The CRA recently released CRA View Document 2020-086613 that was dated August 21, 2021, responding to the question of whether an individual could claim a non-refundable tax credit on the person’s final return for a gift by will to a US organization. In response, the CRA reviews the rules on when a gift by will is deemed to be made by the estate, and the circumstances in which a non-refundable tax credit for gifts by will to US organizations can be claimed.

The CRA explains that pursuant to subsections 118.1(4.1) and (5) of the ITA, a gift by will is deemed to be made by the estate at the time the gift is transferred to the donee. Paragraph 118.1(5.1)(b) of the ITA applies in particular to a gift made by a graduated rate estate (“GRE”) of an individual if the subject of the gift is property that was acquired by the estate on and as a consequence of the death or is property that was substituted for that property. In this scenario, pursuant to paragraph (c) of the definition of “total charitable gifts” in subsection 118.1(1), the estate will have the flexibility to allocate the donation to any of: (a) the last two taxation years of the deceased individual; (b) the year of the donation or any of the five following years of the estate; or (c) any preceding year of the estate in which it is the individual’s GRE.

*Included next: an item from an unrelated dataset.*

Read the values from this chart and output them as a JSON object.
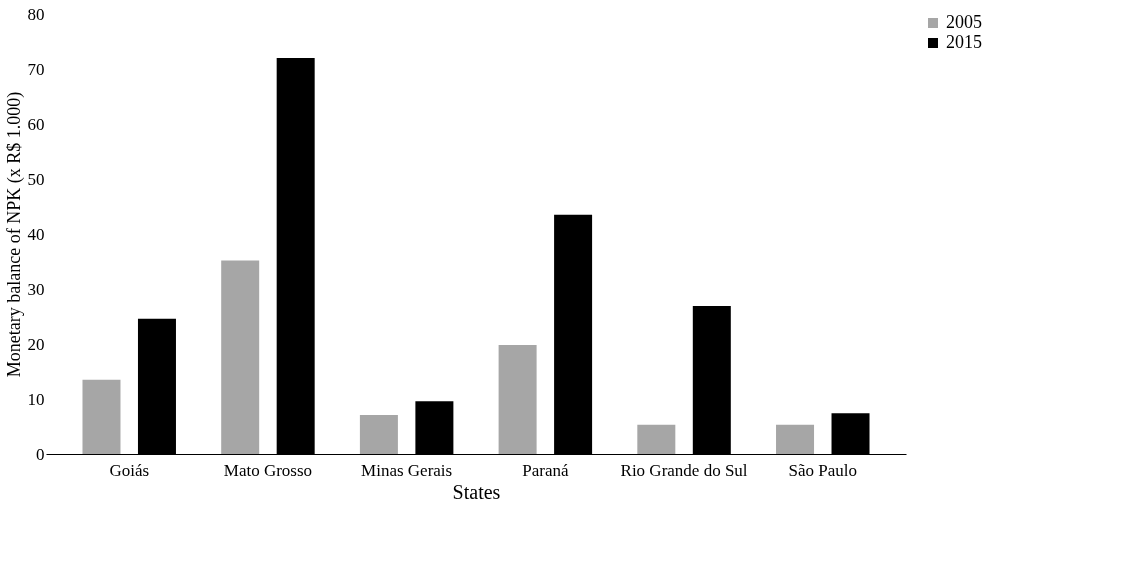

In relation to gifts to U.S. organizations, the CRA made reference to the Canada-U.S. Tax Convention (“Treaty”), which provides limited tax relief with respect to gifts made by Canadian residents to certain U.S. organizations that are not qualified donees. Pursuant to paragraph 7 of Article XXI of the Treaty, a gift made by a Canadian resident in a taxation year to an organization that is resident in the U.S. that is generally exempt from U.S. tax, and that could qualify in Canada as a registered charity if it were created or established and resident in Canada, will be treated as a gift to a registered charity. In this regard, the amount of relief that would be available under the ITA is restricted to the income of the Canadian resident for that year from U.S. sources. However, under the Treaty, the restriction to income from U.S. sources does not apply to the eligible amount of a gift to a college or university at which the Canadian resident or his/her family member(s) is or was enrolled. The CRA accepts that any organization that is exempt under section 501(c)(3) of the U.S. Internal Revenue Code will qualify for the purposes of paragraph 7 of Article XXI of the Treaty.